Jefferson Adams is a freelance writer living in San Francisco. His poems, essays and photographs have appeared in Antioch Review, Blue Mesa Review, CALIBAN, Hayden's Ferry Review, Huffington Post, the Mississippi Review, and Slate among others.
He is a member of both the National Writers Union, the International Federation of Journalists, and covers San Francisco Health News for Examiner.com.
The research team was made up of doctors Meritxell Mariné, Fernando Fernández-Bañares, Montserrat Alsina, Carme Farré, Montserrat Cortijo, Rebeca Santaolalla, Antonio Salas, Margarita Tomàs, Elias Abugattas, Carme Loras, Ingrid Ordás, Josep M Viver, and Maria Esteve.

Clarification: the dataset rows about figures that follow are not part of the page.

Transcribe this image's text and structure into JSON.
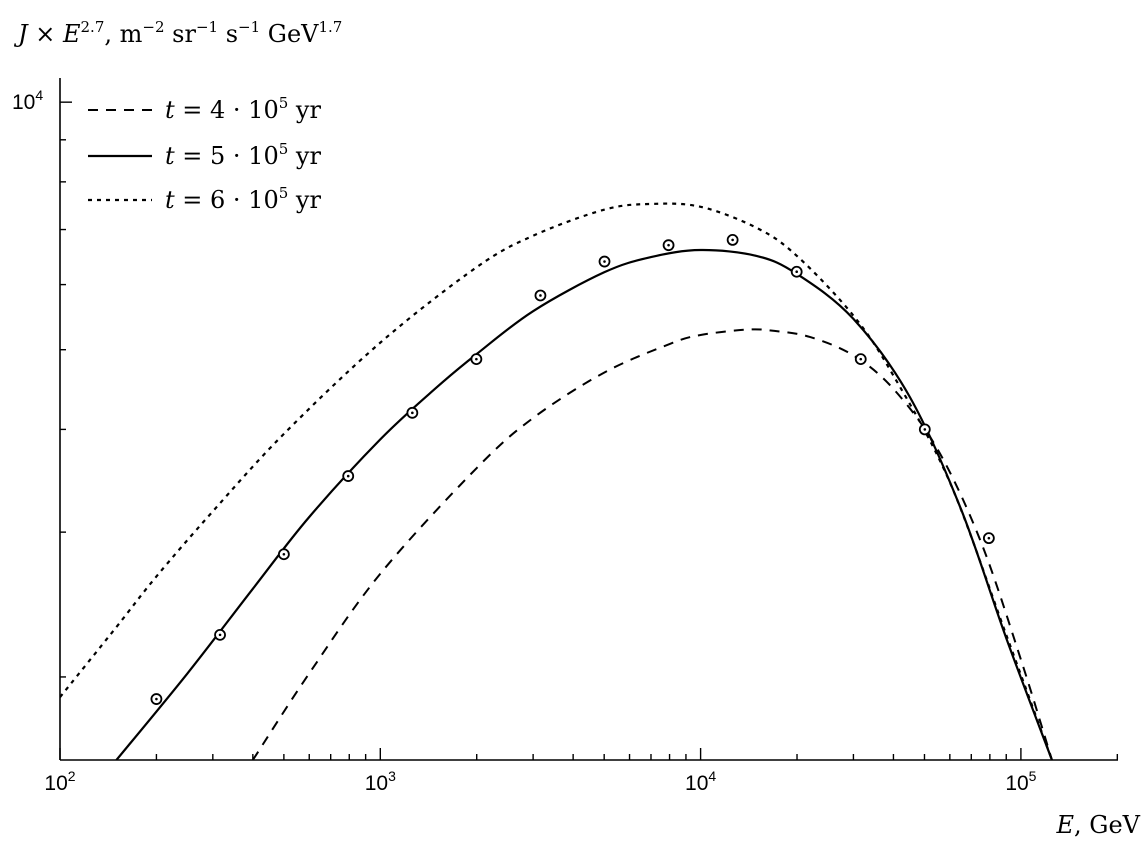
{
  "chart_data": {
    "type": "line",
    "title": "",
    "ylabel": "J × E^2.7, m^-2 sr^-1 s^-1 GeV^1.7",
    "ylabel_parts": {
      "main": "J × E",
      "exp1": "2.7",
      "units": ", m",
      "exp2": "−2",
      "sr": " sr",
      "exp3": "−1",
      "s": " s",
      "exp4": "−1",
      "gev": " GeV",
      "exp5": "1.7"
    },
    "xlabel": "E, GeV",
    "xlabel_parts": {
      "main": "E",
      "unit": ", GeV"
    },
    "x_scale": "log",
    "y_scale": "log",
    "xlim": [
      100,
      200000
    ],
    "ylim": [
      1585,
      10700
    ],
    "x_ticks": [
      {
        "base": "10",
        "exp": "2"
      },
      {
        "base": "10",
        "exp": "3"
      },
      {
        "base": "10",
        "exp": "4"
      },
      {
        "base": "10",
        "exp": "5"
      }
    ],
    "y_ticks": [
      {
        "base": "10",
        "exp": "4"
      }
    ],
    "legend_position": "top-left",
    "series": [
      {
        "name": "t = 4 · 10^5 yr",
        "name_parts": {
          "pre": "t = 4 · 10",
          "exp": "5",
          "post": " yr"
        },
        "style": "dashed",
        "x": [
          400,
          600,
          1000,
          2000,
          3000,
          5000,
          8000,
          10000,
          14000,
          17000,
          22000,
          30000,
          40000,
          55000,
          75000,
          100000,
          125000
        ],
        "y": [
          1585,
          2020,
          2670,
          3590,
          4130,
          4690,
          5080,
          5210,
          5290,
          5270,
          5180,
          4920,
          4480,
          3780,
          2920,
          2100,
          1585
        ]
      },
      {
        "name": "t = 5 · 10^5 yr",
        "name_parts": {
          "pre": "t = 5 · 10",
          "exp": "5",
          "post": " yr"
        },
        "style": "solid",
        "x": [
          150,
          250,
          400,
          600,
          1000,
          1500,
          2000,
          3000,
          5000,
          7000,
          10000,
          15000,
          20000,
          30000,
          45000,
          65000,
          90000,
          125000
        ],
        "y": [
          1585,
          2020,
          2560,
          3130,
          3890,
          4500,
          4940,
          5570,
          6210,
          6480,
          6610,
          6500,
          6180,
          5450,
          4380,
          3200,
          2230,
          1585
        ]
      },
      {
        "name": "t = 6 · 10^5 yr",
        "name_parts": {
          "pre": "t = 6 · 10",
          "exp": "5",
          "post": " yr"
        },
        "style": "dotted",
        "x": [
          100,
          150,
          200,
          300,
          500,
          1000,
          2000,
          3000,
          5000,
          7000,
          10000,
          15000,
          20000,
          30000,
          40000,
          60000,
          90000,
          125000
        ],
        "y": [
          1890,
          2300,
          2650,
          3180,
          3950,
          5100,
          6300,
          6880,
          7400,
          7520,
          7460,
          7030,
          6500,
          5500,
          4650,
          3450,
          2250,
          1585
        ]
      },
      {
        "name": "",
        "style": "circle-dot-markers",
        "x": [
          200,
          316,
          500,
          794,
          1259,
          1995,
          3162,
          5012,
          7943,
          12589,
          19953,
          31623,
          50119,
          79433
        ],
        "y": [
          1880,
          2250,
          2820,
          3510,
          4190,
          4870,
          5820,
          6400,
          6700,
          6800,
          6220,
          4870,
          4000,
          2950
        ]
      }
    ]
  }
}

Researchers recruited one thousand, eight hundred and sixty eight subjects, who were the screened for tTGA and EmA.
Positive screens were referred for duodenal biopsy, DQ2/DQ8 genotyping, clinical feature charting, blood tests, and densitometry.
More than 98% of subjects showed tTGA levels below 2 U/mL,
so researchers designated this as the baseline level for normality, and deemed results positive at or above this level if confirmed twice in a single sample. Researchers also charted adherence to a GFD and follow-up results.
A total of 26 subjects (1.39%) showed positive tTGA and/or EmA results, Of those, 21 underwent biopsy, with results showing six Marsh Ⅲ (one Ⅲa, four Ⅲb, one Ⅲc), nine Marsh Ⅰ and six Marsh 0, with a GSE rate of 1:125.
EmA sensitivity for GSE was 46.6% (11.1% for Marsh Ⅰ, 100%
for Marsh Ⅲ), while tTGA, sensitivity was 93.3% (88.8% for Marsh Ⅰ, 100% for Marsh Ⅲ).
All 15 patients with abnormal blood tests showed clinical manifestations related to GSE. Marsh Ⅰ and Ⅲ subjects showed more abdominal pain than Marsh 0 (P = 0.029), and also showed more distention and diarrhea. The team saw no differences in the rates of osteopenia between Marsh Ⅰ and Ⅲ (P = 0.608). They found that 66.7% of the 15 GSE patients complied with a gluten-free diet, and that 80% responded positively to the diet. 69.2% participated in follow-up study.
This study showed positive blood screens in nearly 1.4% of those tested. The study showed frequent and clinically relevant rates of GSE among the general population. This confirms that celiac disease and related conditions are at least as common as the 1% figure commonly quoted, and indicate that when criteria are expanded to include less severe cases, they may be even higher.
The study confirmed tTGA as the marker of choice, and showed that mass screening programs such as this one are helpful in spotting celiac disease early, and in referring people for treatment and follow-up before the disease develops into more costly and debilitating conditions often associated with untreated celiac disease.